Cette solidité lui a permis de résister aux dernières tentatives argentines. Elle confirme aussi l’excellent parcours de la Roja, désormais invaincue depuis 39 matchs officiels.
La sélection de Luis de la Fuente a maîtrisé les moments décisifs. Elle a également affiché une grande maturité malgré la pression d’une finale mondiale.
Une deuxième étoile seize ans après 2010
L’Espagne retrouve le sommet du football mondial seize ans après son premier titre. En 2010, la génération d’Andres Iniesta et de Xavi avait battu les Pays-Bas sur le même score après prolongation.

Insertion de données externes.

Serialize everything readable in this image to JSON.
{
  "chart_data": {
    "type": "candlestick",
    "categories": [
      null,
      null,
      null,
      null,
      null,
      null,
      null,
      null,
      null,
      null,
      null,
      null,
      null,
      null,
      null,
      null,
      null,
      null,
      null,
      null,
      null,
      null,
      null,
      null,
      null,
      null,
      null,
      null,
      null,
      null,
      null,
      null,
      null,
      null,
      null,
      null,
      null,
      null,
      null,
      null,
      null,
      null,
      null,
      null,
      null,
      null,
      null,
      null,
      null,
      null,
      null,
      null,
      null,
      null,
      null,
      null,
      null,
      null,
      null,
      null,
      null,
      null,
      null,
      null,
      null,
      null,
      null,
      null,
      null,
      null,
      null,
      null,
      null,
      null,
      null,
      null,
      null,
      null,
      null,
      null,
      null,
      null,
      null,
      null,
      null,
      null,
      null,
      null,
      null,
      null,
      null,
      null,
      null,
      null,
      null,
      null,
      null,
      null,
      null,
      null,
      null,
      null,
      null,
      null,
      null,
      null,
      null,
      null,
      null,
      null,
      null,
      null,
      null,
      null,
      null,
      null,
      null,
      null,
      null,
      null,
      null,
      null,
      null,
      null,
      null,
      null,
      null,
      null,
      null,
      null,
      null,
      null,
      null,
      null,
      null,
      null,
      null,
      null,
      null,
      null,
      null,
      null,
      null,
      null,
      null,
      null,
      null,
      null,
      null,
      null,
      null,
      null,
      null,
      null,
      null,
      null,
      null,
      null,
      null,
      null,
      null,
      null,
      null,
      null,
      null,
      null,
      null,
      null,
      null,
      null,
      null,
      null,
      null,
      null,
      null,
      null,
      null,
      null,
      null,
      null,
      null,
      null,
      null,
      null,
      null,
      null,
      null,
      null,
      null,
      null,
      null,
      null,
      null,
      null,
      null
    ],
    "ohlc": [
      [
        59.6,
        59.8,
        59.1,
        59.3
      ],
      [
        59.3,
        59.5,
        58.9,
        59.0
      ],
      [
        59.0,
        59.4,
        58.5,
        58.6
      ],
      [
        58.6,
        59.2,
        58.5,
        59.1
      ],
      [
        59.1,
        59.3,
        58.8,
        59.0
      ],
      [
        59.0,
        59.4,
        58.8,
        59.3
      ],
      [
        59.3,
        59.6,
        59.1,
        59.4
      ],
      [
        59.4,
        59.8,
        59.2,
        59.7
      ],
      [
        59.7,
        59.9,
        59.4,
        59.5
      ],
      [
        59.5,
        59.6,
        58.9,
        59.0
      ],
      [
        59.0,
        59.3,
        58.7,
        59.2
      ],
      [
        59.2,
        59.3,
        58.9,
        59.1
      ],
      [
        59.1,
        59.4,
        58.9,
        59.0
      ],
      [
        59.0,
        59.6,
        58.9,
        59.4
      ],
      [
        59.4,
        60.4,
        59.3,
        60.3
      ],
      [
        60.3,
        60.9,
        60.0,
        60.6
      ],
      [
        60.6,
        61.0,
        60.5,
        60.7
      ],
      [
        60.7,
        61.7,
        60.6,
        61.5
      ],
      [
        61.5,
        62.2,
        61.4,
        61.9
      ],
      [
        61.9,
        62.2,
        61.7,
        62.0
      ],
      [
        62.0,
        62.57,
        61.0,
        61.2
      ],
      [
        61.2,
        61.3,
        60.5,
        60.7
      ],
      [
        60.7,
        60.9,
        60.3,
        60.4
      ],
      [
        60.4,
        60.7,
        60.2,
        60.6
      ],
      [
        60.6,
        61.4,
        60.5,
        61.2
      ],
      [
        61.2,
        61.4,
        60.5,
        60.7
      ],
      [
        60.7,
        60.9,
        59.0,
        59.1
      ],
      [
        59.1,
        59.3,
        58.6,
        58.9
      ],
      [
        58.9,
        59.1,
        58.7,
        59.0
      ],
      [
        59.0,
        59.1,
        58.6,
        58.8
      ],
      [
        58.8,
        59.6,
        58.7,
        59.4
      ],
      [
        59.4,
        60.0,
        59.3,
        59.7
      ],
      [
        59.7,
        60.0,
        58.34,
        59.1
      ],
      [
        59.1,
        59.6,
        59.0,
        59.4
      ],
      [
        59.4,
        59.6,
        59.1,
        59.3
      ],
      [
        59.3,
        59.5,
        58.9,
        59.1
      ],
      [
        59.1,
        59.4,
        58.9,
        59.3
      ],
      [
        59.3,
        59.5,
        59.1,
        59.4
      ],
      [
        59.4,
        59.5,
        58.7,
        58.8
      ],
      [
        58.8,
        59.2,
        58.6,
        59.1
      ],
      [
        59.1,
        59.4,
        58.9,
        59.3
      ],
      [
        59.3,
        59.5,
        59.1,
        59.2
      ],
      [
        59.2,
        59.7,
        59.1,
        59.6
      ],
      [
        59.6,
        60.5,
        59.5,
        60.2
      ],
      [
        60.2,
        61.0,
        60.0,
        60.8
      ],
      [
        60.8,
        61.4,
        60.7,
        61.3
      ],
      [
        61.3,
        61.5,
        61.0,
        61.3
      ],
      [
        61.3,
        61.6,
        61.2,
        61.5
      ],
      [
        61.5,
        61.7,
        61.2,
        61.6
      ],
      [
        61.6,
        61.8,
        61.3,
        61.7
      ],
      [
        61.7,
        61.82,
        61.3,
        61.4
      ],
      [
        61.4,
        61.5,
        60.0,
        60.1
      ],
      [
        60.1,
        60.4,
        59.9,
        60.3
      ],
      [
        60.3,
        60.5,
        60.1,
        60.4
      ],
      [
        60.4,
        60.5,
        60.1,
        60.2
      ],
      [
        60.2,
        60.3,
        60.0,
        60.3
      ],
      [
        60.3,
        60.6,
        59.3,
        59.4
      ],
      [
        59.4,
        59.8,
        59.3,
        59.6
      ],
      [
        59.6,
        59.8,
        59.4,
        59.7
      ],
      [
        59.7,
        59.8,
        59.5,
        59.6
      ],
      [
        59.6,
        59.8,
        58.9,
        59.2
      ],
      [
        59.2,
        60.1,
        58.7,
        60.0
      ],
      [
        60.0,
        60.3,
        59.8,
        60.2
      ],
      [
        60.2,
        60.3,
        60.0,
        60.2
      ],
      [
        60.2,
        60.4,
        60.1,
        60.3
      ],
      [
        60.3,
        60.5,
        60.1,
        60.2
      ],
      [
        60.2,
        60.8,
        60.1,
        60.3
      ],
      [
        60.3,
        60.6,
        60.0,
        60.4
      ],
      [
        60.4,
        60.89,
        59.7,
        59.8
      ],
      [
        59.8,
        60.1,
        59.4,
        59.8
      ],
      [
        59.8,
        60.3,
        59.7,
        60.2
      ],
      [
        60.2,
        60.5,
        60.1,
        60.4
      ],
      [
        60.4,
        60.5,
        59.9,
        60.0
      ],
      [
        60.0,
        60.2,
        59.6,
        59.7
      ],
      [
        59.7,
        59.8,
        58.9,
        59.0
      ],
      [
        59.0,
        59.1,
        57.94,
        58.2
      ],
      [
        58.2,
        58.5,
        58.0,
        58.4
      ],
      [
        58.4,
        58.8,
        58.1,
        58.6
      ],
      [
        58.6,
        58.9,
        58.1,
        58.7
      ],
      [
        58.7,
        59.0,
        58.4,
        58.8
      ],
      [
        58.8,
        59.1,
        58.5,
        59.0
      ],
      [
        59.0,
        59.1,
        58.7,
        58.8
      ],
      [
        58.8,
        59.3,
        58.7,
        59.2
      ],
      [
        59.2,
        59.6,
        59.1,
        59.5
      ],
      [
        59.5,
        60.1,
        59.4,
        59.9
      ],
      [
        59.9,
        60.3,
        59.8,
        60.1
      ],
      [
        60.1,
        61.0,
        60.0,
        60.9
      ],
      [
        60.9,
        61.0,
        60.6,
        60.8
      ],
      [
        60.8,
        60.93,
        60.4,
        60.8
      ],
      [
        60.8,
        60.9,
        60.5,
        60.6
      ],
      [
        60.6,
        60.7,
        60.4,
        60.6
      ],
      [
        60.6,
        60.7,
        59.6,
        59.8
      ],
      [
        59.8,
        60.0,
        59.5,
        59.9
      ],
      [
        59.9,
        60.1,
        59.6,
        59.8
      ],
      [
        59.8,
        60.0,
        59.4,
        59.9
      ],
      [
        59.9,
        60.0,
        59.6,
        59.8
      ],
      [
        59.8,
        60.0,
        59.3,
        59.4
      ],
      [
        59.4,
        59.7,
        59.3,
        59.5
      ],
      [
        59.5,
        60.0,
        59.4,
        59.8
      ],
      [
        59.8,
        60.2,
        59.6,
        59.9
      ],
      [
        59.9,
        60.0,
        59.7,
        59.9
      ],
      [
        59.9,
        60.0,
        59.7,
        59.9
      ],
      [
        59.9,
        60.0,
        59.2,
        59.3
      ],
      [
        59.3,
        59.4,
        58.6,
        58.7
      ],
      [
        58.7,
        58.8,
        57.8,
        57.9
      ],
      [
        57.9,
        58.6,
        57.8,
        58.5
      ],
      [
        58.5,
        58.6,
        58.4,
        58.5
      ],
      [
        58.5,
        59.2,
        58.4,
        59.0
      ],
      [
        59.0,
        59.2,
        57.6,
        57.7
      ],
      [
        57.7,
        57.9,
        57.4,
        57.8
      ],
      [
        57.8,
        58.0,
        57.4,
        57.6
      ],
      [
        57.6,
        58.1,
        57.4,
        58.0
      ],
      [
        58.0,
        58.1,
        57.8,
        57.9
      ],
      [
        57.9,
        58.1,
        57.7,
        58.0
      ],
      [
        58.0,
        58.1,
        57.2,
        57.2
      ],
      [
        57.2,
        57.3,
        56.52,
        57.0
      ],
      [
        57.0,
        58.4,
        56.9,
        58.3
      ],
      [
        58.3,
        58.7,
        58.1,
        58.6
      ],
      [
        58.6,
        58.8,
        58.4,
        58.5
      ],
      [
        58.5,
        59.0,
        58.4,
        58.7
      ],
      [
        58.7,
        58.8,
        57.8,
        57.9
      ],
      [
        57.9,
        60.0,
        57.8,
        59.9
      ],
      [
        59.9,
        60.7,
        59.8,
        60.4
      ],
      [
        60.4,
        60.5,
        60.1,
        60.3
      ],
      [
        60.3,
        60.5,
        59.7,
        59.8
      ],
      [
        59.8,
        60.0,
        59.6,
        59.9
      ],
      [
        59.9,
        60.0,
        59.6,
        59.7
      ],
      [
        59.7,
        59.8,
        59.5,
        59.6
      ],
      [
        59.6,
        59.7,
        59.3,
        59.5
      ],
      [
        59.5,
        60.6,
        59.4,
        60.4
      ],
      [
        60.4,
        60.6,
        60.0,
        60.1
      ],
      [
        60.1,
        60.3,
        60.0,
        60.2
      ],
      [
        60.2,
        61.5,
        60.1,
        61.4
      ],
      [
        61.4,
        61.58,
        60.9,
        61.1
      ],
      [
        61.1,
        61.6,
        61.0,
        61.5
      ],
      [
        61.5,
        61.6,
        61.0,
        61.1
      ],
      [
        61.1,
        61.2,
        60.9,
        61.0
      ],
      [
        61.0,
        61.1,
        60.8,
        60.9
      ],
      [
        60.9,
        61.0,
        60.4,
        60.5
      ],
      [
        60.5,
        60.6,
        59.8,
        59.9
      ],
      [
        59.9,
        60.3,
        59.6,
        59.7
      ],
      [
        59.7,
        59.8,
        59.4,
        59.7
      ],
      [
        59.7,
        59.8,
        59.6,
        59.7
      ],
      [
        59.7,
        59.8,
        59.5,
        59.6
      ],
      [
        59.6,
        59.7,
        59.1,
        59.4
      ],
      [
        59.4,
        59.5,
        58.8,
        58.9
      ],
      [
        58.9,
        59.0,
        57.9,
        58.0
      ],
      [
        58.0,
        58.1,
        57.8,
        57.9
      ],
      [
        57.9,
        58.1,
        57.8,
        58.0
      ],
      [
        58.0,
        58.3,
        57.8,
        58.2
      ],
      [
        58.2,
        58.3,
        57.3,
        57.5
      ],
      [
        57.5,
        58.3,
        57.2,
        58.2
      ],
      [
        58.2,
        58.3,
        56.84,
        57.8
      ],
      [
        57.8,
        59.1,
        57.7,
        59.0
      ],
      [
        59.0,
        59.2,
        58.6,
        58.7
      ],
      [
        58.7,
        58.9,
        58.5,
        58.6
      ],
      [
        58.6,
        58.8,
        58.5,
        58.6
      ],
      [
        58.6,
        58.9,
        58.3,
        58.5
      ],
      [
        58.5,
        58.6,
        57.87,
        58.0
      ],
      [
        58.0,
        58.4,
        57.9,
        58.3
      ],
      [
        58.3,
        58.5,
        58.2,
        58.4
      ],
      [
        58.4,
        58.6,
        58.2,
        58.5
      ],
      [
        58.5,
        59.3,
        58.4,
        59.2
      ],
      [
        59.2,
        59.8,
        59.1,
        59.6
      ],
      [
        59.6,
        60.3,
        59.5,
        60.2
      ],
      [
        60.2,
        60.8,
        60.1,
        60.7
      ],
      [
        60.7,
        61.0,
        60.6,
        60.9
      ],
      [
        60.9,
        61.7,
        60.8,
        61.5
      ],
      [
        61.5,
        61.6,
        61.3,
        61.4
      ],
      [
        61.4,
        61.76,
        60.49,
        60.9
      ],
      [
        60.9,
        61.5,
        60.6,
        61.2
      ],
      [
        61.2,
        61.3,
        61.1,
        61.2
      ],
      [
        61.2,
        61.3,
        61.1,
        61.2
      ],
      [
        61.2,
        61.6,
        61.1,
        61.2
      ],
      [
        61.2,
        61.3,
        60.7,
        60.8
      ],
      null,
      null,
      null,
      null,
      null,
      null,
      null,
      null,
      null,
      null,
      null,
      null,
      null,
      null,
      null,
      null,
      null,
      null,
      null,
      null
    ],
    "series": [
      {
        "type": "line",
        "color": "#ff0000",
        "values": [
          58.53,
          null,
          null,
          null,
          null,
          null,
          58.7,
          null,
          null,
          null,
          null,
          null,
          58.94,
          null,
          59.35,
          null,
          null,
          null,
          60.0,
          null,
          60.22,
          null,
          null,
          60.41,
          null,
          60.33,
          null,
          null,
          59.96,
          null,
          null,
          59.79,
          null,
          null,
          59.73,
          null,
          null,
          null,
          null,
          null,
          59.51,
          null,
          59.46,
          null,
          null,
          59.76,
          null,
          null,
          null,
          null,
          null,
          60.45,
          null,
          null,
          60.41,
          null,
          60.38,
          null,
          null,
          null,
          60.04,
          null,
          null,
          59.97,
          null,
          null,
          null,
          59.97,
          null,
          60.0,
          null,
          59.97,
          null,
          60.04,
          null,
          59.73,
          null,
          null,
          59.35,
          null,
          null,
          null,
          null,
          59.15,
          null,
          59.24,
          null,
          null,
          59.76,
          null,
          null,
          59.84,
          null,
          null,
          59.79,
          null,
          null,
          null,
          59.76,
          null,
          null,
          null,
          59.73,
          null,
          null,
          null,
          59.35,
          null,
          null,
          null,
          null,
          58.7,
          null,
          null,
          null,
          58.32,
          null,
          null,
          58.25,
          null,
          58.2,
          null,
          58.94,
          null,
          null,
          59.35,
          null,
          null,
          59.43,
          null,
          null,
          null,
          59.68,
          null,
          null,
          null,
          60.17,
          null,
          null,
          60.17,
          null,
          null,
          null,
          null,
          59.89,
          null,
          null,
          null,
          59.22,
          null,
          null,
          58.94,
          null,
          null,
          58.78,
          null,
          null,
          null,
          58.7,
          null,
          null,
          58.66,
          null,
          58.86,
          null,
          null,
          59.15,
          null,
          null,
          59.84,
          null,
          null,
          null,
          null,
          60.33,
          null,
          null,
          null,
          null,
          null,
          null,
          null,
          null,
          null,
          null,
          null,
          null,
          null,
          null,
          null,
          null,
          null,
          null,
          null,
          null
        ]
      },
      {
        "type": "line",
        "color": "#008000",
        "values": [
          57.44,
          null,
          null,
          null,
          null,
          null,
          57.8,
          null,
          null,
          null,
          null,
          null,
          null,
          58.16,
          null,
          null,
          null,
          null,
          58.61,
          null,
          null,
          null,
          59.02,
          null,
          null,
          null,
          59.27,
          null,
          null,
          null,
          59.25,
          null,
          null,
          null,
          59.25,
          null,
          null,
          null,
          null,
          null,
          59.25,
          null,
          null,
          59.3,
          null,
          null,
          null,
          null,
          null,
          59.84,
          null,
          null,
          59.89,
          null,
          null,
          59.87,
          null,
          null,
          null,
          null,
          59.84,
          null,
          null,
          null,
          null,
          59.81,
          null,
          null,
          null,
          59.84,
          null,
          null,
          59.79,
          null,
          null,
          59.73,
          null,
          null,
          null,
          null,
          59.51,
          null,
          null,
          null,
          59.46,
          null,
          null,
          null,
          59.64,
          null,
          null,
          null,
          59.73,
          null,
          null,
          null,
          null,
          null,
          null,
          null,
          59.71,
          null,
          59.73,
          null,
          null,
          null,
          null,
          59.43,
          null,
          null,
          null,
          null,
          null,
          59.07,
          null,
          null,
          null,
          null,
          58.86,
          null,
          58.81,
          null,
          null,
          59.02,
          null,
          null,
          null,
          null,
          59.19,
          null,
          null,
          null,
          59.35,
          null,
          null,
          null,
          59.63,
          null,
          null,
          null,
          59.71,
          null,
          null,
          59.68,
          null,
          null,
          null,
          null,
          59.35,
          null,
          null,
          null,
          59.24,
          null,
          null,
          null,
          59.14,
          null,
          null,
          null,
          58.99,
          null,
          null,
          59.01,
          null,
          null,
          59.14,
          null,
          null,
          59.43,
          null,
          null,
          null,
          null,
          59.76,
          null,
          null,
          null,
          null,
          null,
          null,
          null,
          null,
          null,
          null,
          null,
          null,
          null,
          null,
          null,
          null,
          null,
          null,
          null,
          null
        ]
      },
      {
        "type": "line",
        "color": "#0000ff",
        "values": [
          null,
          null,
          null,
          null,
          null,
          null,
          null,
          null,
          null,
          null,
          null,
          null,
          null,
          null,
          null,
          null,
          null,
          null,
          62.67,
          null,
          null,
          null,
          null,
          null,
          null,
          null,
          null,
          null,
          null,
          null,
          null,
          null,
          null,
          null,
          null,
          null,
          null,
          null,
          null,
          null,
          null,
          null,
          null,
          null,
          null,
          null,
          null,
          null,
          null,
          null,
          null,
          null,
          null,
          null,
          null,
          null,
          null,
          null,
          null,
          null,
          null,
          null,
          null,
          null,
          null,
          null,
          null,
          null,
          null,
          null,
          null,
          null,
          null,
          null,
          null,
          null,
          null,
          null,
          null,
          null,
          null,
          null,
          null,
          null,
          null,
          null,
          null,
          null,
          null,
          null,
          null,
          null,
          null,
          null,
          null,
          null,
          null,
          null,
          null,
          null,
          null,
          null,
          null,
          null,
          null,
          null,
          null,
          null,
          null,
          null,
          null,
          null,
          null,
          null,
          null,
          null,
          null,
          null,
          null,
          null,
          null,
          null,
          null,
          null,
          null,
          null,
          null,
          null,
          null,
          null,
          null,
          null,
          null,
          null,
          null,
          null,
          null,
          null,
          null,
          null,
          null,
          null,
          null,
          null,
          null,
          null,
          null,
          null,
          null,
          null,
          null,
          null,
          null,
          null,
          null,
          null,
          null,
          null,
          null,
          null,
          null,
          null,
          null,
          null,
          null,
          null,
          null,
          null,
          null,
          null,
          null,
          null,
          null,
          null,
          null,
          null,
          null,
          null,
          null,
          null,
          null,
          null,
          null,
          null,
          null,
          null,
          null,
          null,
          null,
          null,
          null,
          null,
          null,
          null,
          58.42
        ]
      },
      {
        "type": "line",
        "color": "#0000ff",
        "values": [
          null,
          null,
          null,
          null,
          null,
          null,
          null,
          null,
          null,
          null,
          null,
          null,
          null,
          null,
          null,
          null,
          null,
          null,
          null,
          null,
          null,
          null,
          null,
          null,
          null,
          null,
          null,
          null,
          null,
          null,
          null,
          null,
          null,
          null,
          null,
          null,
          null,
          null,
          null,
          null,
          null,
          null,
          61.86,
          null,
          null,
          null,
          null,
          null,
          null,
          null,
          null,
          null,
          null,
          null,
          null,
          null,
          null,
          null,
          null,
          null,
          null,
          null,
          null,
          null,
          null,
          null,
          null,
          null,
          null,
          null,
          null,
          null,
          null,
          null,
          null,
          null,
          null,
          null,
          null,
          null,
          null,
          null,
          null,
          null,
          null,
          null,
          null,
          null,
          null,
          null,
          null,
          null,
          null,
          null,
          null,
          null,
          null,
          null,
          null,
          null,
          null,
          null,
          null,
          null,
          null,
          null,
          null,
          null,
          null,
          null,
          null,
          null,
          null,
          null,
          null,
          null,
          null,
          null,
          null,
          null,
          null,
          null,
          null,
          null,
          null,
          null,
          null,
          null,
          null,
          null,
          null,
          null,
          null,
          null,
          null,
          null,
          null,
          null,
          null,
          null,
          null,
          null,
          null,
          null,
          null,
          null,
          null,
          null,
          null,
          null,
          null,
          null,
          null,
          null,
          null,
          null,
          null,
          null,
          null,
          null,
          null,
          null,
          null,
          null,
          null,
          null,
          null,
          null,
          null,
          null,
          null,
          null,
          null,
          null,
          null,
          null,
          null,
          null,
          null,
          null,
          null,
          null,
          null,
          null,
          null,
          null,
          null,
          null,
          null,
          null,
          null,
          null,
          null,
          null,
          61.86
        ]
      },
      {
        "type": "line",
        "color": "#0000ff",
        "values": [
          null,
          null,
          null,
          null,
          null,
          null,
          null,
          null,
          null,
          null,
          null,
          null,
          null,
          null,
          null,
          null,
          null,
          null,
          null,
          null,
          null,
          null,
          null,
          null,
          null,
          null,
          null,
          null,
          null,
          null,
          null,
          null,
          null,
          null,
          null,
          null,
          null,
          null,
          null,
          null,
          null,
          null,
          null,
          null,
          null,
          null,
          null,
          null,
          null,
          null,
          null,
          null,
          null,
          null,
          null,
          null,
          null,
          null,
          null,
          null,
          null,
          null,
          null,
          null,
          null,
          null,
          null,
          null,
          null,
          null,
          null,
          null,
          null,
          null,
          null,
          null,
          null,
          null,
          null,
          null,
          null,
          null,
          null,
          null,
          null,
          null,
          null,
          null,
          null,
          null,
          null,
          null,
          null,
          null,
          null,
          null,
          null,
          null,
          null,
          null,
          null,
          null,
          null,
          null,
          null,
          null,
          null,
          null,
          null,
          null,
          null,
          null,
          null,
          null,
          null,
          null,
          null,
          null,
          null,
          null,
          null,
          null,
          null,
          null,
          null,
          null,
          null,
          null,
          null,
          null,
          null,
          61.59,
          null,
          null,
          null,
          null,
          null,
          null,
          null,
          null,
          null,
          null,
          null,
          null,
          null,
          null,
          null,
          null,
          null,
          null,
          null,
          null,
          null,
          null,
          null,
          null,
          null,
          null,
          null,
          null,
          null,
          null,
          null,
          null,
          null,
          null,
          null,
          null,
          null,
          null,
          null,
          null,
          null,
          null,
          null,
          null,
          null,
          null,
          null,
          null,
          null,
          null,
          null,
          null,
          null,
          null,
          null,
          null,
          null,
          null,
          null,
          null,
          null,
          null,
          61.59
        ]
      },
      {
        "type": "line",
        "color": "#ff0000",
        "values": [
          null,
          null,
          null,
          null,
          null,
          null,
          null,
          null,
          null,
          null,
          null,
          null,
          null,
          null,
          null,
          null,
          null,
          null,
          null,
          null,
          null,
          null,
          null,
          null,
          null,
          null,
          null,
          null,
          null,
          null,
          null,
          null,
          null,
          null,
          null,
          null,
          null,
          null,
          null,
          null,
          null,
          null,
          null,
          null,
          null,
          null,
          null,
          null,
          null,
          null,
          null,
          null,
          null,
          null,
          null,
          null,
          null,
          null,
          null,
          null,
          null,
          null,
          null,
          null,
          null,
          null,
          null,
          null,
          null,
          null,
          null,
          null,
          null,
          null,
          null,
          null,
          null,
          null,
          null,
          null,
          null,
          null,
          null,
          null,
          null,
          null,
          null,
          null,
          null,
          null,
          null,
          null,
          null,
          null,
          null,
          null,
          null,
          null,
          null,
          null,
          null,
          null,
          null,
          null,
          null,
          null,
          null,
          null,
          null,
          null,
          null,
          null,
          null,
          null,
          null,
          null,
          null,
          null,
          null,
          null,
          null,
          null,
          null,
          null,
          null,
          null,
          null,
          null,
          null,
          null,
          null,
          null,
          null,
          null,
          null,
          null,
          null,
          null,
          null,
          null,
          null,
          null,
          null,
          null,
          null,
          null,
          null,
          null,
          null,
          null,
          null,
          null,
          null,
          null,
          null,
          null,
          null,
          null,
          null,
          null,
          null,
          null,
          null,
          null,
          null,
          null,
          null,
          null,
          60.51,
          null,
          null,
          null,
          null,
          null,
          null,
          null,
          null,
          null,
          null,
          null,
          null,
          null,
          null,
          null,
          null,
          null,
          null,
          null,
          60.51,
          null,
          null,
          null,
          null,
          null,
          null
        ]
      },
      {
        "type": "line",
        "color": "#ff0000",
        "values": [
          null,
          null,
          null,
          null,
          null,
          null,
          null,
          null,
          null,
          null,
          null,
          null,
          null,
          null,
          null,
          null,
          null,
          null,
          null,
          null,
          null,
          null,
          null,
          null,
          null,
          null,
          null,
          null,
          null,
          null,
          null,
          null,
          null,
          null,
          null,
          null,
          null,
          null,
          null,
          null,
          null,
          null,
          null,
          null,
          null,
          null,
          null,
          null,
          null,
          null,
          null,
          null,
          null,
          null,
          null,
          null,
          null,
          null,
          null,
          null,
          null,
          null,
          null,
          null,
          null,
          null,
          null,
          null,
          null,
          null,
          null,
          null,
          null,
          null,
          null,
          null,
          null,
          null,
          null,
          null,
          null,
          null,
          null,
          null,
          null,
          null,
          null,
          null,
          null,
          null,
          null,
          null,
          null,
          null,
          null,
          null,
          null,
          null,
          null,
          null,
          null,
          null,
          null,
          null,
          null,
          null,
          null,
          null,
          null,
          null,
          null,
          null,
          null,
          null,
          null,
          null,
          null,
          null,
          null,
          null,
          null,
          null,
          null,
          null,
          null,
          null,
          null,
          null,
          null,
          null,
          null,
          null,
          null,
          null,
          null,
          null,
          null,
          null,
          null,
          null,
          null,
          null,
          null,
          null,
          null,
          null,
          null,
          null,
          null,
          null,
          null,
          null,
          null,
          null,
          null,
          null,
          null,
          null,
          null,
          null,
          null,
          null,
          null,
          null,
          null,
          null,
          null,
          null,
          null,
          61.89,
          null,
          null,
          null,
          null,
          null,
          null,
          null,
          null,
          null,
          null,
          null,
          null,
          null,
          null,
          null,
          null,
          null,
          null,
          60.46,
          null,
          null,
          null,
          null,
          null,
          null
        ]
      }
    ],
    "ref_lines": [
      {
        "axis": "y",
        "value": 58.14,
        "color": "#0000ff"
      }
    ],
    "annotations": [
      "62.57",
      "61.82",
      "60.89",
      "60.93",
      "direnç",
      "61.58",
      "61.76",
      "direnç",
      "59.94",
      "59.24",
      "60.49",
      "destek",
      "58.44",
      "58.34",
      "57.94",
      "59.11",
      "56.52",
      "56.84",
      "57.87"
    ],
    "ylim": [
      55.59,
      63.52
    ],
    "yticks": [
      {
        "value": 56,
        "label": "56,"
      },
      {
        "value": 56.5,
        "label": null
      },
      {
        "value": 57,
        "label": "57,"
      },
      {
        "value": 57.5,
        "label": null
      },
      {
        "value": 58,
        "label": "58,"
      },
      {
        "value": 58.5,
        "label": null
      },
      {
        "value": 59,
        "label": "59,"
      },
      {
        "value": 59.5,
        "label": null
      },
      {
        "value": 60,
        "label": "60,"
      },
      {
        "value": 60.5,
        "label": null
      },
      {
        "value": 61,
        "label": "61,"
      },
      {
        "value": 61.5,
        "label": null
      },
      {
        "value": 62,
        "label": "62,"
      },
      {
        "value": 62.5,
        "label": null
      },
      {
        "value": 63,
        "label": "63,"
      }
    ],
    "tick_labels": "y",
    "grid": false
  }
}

Avec ce nouveau sacre, la Roja rejoint la France et l’Uruguay au palmarès. Ces trois nations comptent désormais deux Coupes du monde.
Déjà championne d’Europe, l’Espagne réalise un nouveau doublé Euro-Coupe du monde. Elle pourra tenter de compléter un triplé historique lors du prochain Championnat d’Europe, organisé dans deux ans au Royaume-Uni et en Irlande.
La fête peut désormais commencer de Madrid à Barcelone, mais aussi de Séville à Bilbao. Les Espagnols vont célébrer longtemps cette deuxième étoile, remise aux champions du monde après la finale au MetLife Stadium.